Baştan söyleyeyim, Pariste Çılgın Macera kesinlikle çocuklara göre bir animasyon filmi değil. Sevimli olmaya çalışıyor ama macera, karakterler ve tüm film boyunca yapılan yetişkin esprileri asıl hedefin yaşını, başını almış canlandırma sineması meraklısı seyirci olduğunu düşündürüyor.
Pariste Çılgın Macera, kötü bir film değil ancak bilgisayar marifetiyle yapılan animasyon filmlerine artık çok alıştık. 2-3 yılda bir animasyonun gösterime girdiği ve vizyonu salladığı zamanlarda değiliz. Artık bir canlandırma filminin Loraks gibi çok güçlü bir mesaj ya da Tenten’in Maceraları gibi devrimsel teknolojik yenilikler barındırmıyorsa işi zor.
Film bu açıdan sınıfta kalıyor. Nightmare Before Christmas’a özenen, VanessaParadis’in sesinden dinlediğimiz güzel şarkılarla bezeli bu filmin hikayesi yeterince ilginç değil. Phantom of the Opera’nın öyküsünü devşirip mutant bir pire üzerinden canlandırmak yapımcılara ilginç bir fikirmiş gibi gelmiş olabilir ama sonuç, nasıl diyelim, epey sıkıcı!
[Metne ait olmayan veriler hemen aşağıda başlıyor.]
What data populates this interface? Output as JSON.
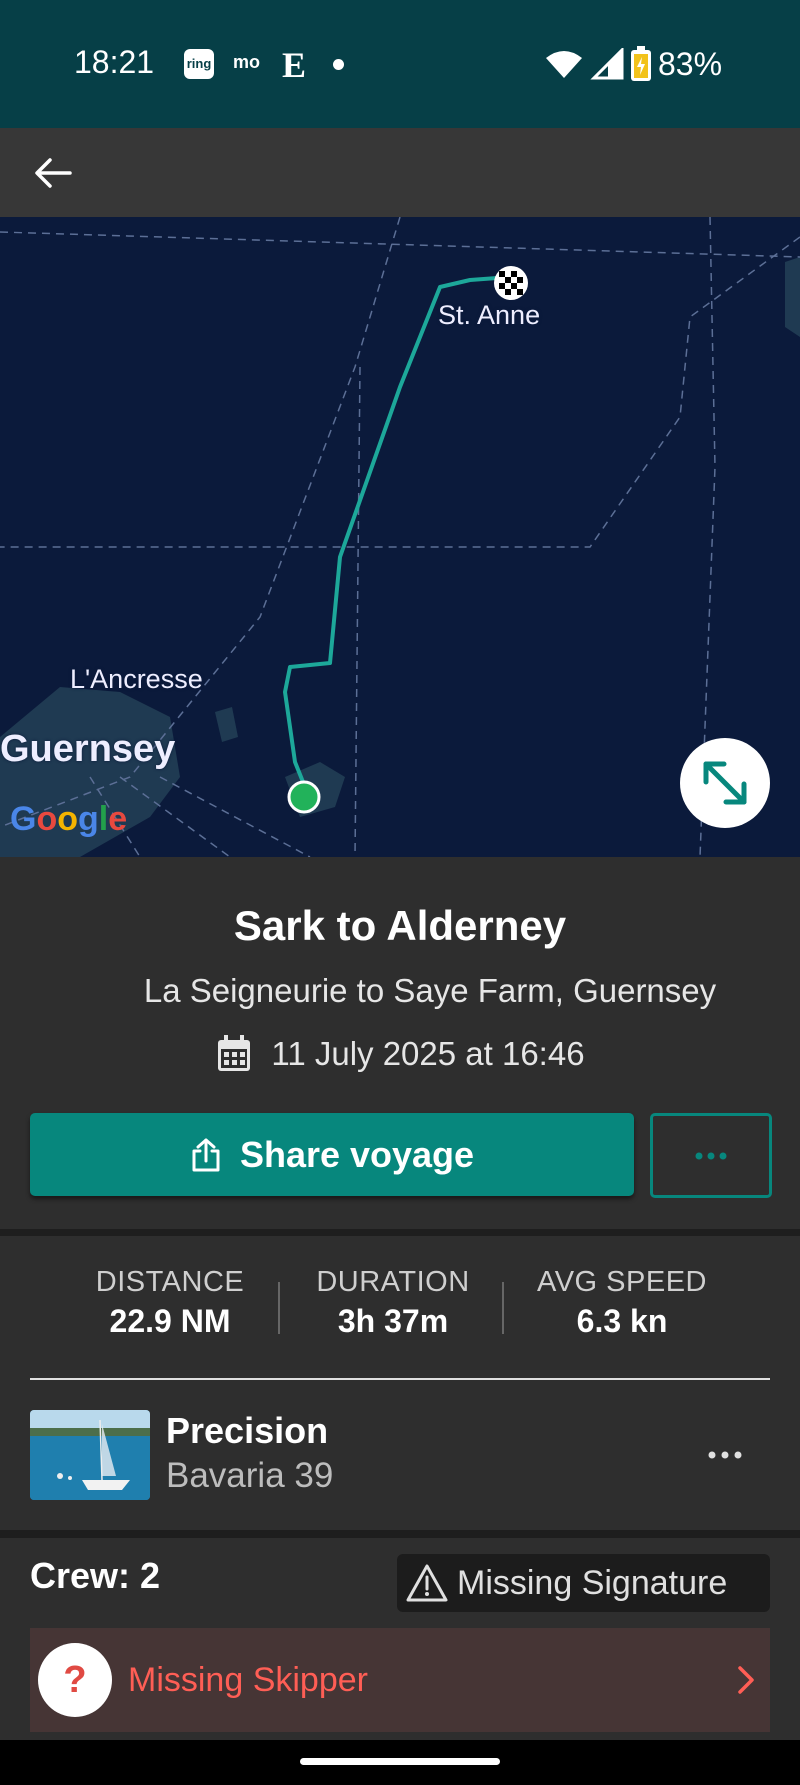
{
  "status_bar": {
    "time": "18:21",
    "ring_label": "ring",
    "mo_label": "mo",
    "e_label": "E",
    "battery_percent": "83%",
    "battery_level": 0.83
  },
  "map": {
    "labels": {
      "st_anne": "St. Anne",
      "lancresse": "L'Ancresse",
      "guernsey": "Guernsey"
    },
    "google_logo": "Google",
    "colors": {
      "track": "#1da89a",
      "start_marker": "#22b25a",
      "water": "#0b1a3b",
      "land": "#1f3a52"
    }
  },
  "voyage": {
    "title": "Sark to Alderney",
    "route": "La Seigneurie to Saye Farm, Guernsey",
    "datetime": "11 July 2025 at 16:46",
    "share_label": "Share voyage"
  },
  "stats": {
    "distance": {
      "label": "DISTANCE",
      "value": "22.9 NM"
    },
    "duration": {
      "label": "DURATION",
      "value": "3h 37m"
    },
    "avg_speed": {
      "label": "AVG SPEED",
      "value": "6.3 kn"
    }
  },
  "boat": {
    "name": "Precision",
    "model": "Bavaria 39"
  },
  "crew": {
    "label": "Crew: 2",
    "missing_signature": "Missing Signature",
    "missing_skipper": "Missing Skipper",
    "missing_skipper_icon": "?"
  },
  "accent": "#07877d"
}
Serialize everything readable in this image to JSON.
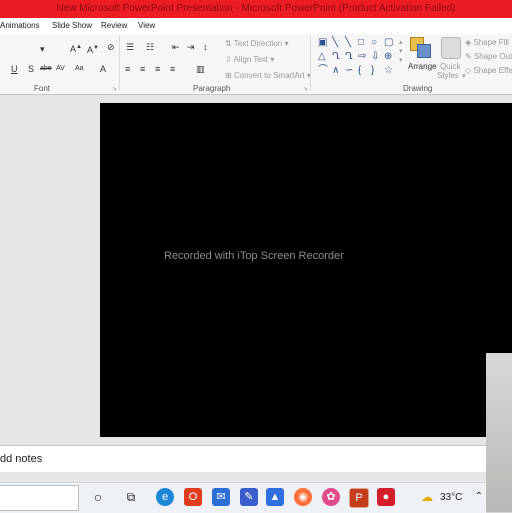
{
  "window": {
    "title": "New Microsoft PowerPoint Presentation - Microsoft PowerPoint (Product Activation Failed)"
  },
  "ribbon_tabs": [
    {
      "label": "Animations"
    },
    {
      "label": "Slide Show"
    },
    {
      "label": "Review"
    },
    {
      "label": "View"
    }
  ],
  "groups": {
    "font": "Font",
    "paragraph": "Paragraph",
    "drawing": "Drawing"
  },
  "paragraph": {
    "text_direction": "Text Direction",
    "align_text": "Align Text",
    "convert_smartart": "Convert to SmartArt"
  },
  "drawing": {
    "arrange": "Arrange",
    "quick_styles_1": "Quick",
    "quick_styles_2": "Styles",
    "shape_fill": "Shape Fill",
    "shape_outline": "Shape Outline",
    "shape_effects": "Shape Effects"
  },
  "slide": {
    "text": "Recorded with iTop Screen Recorder"
  },
  "notes": {
    "placeholder": "dd notes"
  },
  "taskbar": {
    "temperature": "33°C"
  },
  "colors": {
    "title_bar": "#ec1c24",
    "slide_bg": "#000000",
    "ribbon_bg": "#f6f6f6"
  }
}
Tüm filme sinmiş kötü espri anlayışı da bu sıkıcılığı iyice güçlendiriyor. Tüm film boyunca gerçekten güleceğim tek bir espri duymuş değilim. Gereksiz bir özgüvenle donanmış Raoul karakteri şimdiye kadar izlediğim en boş konuşan animasyon tipi olsa gerek...
"Luc Besson sunar" etiketiyle pazarlanan silik Fransız aksiyonlarına alışığız ancak tehlike bu defa animasyon olup geldi. Yine de gizem öykülerine ve canlandırma sinemasına düşkünlüğünüz varsa, her şeye rağmen oyalayıcı bir seyirlik olabilir. Sanayi devriminin başında geçen hikaye bize hoş bir Paris fonu izletiyor ancak çocuğunuzla birlikte gittiğinizde 10 dakika ara sırasında sıkılmış bir çocukla sinemayı terketme ihtimaliniz epey fazla... Bunu bilerek gitmenizde büyük fayda var.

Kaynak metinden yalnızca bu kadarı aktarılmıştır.